Козёл, п…дит она тебе! Двадцать!.. виды у ней, знаешь какие?
– Знаю!
– А-а, подсматривал, говнюк! За сестрой подсматривал!
– Не подсматривал!
– Подсматривал, подсматривал – тиранит рыжый – подсматривал и дрочился…
     Старший в отчаянии. Но уже поздно. – Сболтнул лишку.
А рыжему палец в рот не клади. Моральный агрессор.
– Нас мамка в баню водила, и всё…
– Всё? А х… она у тебя не сосала? П…здун ты, Петух! За…нишь тоже! Тебе в армию скоро, как же, поведут тебя с Веркой, жди!
– Срань пузатая! Ты же с Лидкой ходишь!
– Ха! Лидка! (нахлобучивает драную кепку на лоб), на нее и пупырь не встанет. Ей только в школу идти, а тебе в армию скоро, а Верка е…тся уже.
– С кем?
– А хоть со мной!  нагло ударяет себя в грудь. Хохочет, победительно поглядывая на меня, куражится:
– А ты ссыкун!
– Кто ссыкун?
–Ты!
–Я?
– Ты!       
– Ты сам ссыкун!..  (Петух явно не умеет обороняться, не говоря уже о нападении).
– Я водку пил, бабу е...ал, паль курил – гарцует Рыжий.
– Паль мы вместе курили.
–Кури-ил!
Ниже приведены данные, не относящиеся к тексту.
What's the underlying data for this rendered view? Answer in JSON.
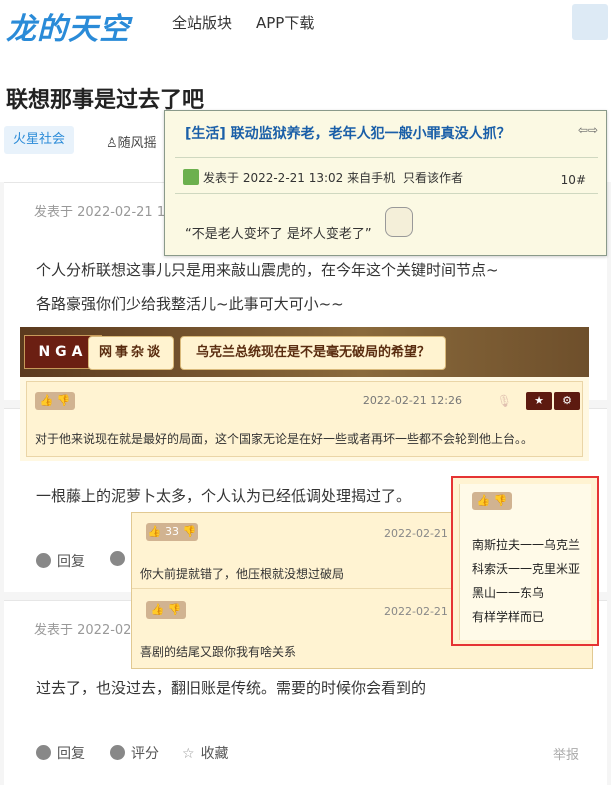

Х… ты моржовый сосал, а не курил, – свалился и ногами задёргал.
– Тебя самого донесли до хаты!
– Меня?.. а кто косяк долбил?!
– Вместе долбили.
– Х… ты сосал, а не долбил.
– Сам ты х… сосал (обиженно).
– Рыжий на взлёте:
– Сосал! Сосал во-от такой х… и – чмокал!..
– Кто чмокал?      
 Ты чмокал. Чмокал, чмокал. Все слышали.
– Кто слышал? Никто не слышал… (бессилие, обида – искалечат его тут).
– А ты у дяди спроси, он тоже слышал…

     Мне начинает казаться, что я действительно слышал.

   ...по мере того как сникает Петух, рыжий вампир наседает, напрягается,
подрагивает от счастья, словно струна – вдохновение посетило его
в этот вечерний час, на пыльной дороге, откуда и выходят, как заведено, самородки, таланты.
     Вот идёт босиком, поплёвывая в пыль, попинывая камушки, гадя словами, крепкий мужичок, хозяин. Или разбойник. А рядом – чудик, подкаблучник. И бреду с ними я – рабочий сцены, нагрянувший сюда с гастрольной труппой филармонии.
Я не Макаренко. Я куплю им сигарет, я буду говорить с ними обо всём, что интересно им. Хотя бы потому, что идти еще с километр. Я догадываюсь, что Петух никогда не врежет Рыжему, что ручеёк перебранки расплывается так безобразно, что я скоро не  в силах буду его перегородить.
– Кончай базар! Ты, Рыжан, по порядку давай, конкретно.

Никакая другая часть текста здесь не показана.